The study, conducted by anthropologist Katie Hinde and psychologist John Capitanio, used large groups of rhesus macaque monkeys living in an outdoor enclosure at the California National Primate Research Center at Davis. Researchers collected milk two different times from 59 mothers: once when their infants were one-month-old and again when the infants were 3.5-months-old. Researchers recorded the quantity of milk produced by each mother and the energy value of each monkey’s milk was analyzed for its content of sugars, proteins and fat. These figures were combined to calculate the available milk energy generated by each individual mother.

A rhesus macaque infant and its mother

A rhesus macaque infant and its mother at the California National Primate Research Center. (Photo by Kathy West/CNPRC).

Although all of the monkeys in the experiment were fed regularly, the researchers found natural variation in the quantity and richness of the milk generated by the 59 mothers. Milk from mothers who weighed more and had had previous pregnancies, the study found, contained higher available energy when their infants were one month of age. Lighter, less experienced mothers produced milk with lower available energy.

 At 3-4 months each infant was temporarily separated from its mother and assessed according to its behavior and temperament. The study found that infants whose mothers had higher levels of available milk energy soon after their birth, coped more effectively (moved around more, explored more, ate and drank) and showed greater confidence (were more playful, exploratory, curious and active) with this new situation. Infants whose mothers had lower milk energy had lower activity levels and less confidence when separated from their mother (they were less exploratory, playful, active and curious). Mothers and infants were reunited immediately after the experiment.

“This is the first study for any mammal that presents evidence that natural variation in available milk energy from the mother is associated with later variation in infant behavior and temperament,” Hinde says. “Our results suggest that the milk energy available soon after birth may be a nutritional cue that calibrates the infant’s behavior to environmental or maternal conditions.”

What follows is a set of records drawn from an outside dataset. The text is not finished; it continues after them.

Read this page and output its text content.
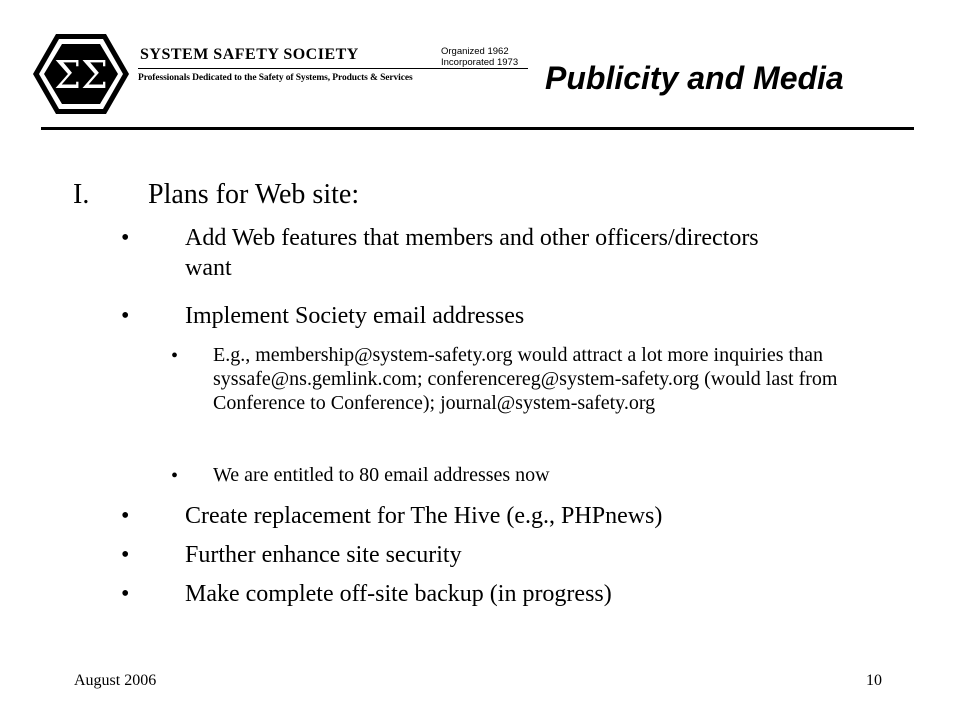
ΣΣ SYSTEM SAFETY SOCIETY	Organized 1962
Incorporated 1973
Professionals Dedicated to the Safety of Systems, Products & Services	Publicity and Media
I. Plans for Web site:
• Add Web features that members and other officers/directors want
• Implement Society email addresses
• E.g., membership@system-safety.org would attract a lot more inquiries than syssafe@ns.gemlink.com; conferencereg@system-safety.org (would last from Conference to Conference); journal@system-safety.org
• We are entitled to 80 email addresses now
• Create replacement for The Hive (e.g., PHPnews)
• Further enhance site security
• Make complete off-site backup (in progress)
August 2006	10
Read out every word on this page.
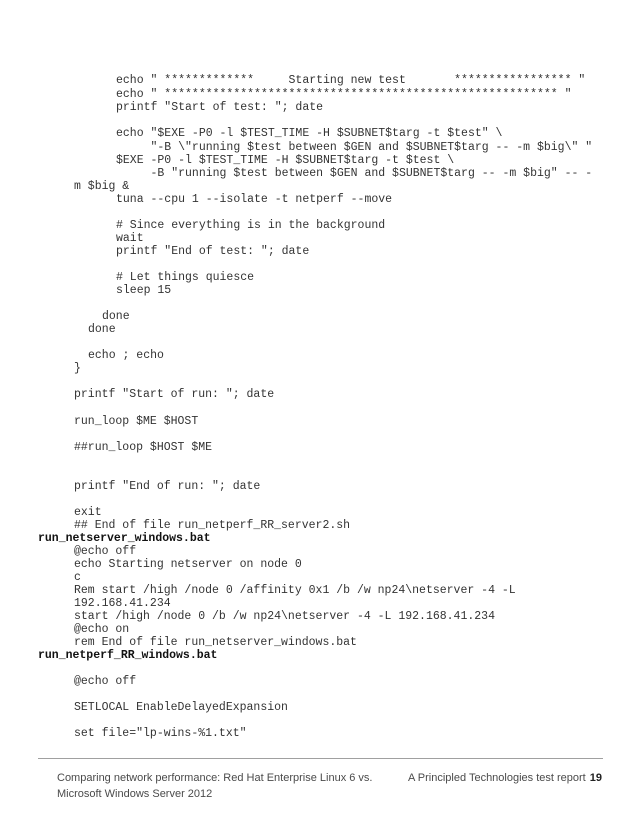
echo " *************     Starting new test       ***************** "
echo " ********************************************************* "
printf "Start of test: "; date
echo "$EXE -P0 -l $TEST_TIME -H $SUBNET$targ -t $test" \
"-B \"running $test between $GEN and $SUBNET$targ -- -m $big\" "
$EXE -P0 -l $TEST_TIME -H $SUBNET$targ -t $test \
-B "running $test between $GEN and $SUBNET$targ -- -m $big" -- -
m $big &
tuna --cpu 1 --isolate -t netperf --move
# Since everything is in the background
wait
printf "End of test: "; date
# Let things quiesce
sleep 15
done
done
echo ; echo
}
printf "Start of run: "; date
run_loop $ME $HOST
##run_loop $HOST $ME
printf "End of run: "; date
exit
## End of file run_netperf_RR_server2.sh
run_netserver_windows.bat
@echo off
echo Starting netserver on node 0
c
Rem start /high /node 0 /affinity 0x1 /b /w np24\netserver -4 -L
192.168.41.234
start /high /node 0 /b /w np24\netserver -4 -L 192.168.41.234
@echo on
rem End of file run_netserver_windows.bat
run_netperf_RR_windows.bat
@echo off
SETLOCAL EnableDelayedExpansion
set file="lp-wins-%1.txt"
Comparing network performance: Red Hat Enterprise Linux 6 vs.
Microsoft Windows Server 2012
A Principled Technologies test report 19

The milk the infant is getting at the time of its behavioral assessment does not predict its behavior and temperament, Hinde emphasizes. It is the milk it gets at 1 month, when the infant first becomes behaviorally active, that has an organizational effect on its behavior. “Whether or not this behavior is persists into adulthood is an important question and one we are in the process of addressing,” Hinde says.

An early view version of this scholarly paper by Hinde and Capitanio reporting these results was recently published in the American Journal of Primatology.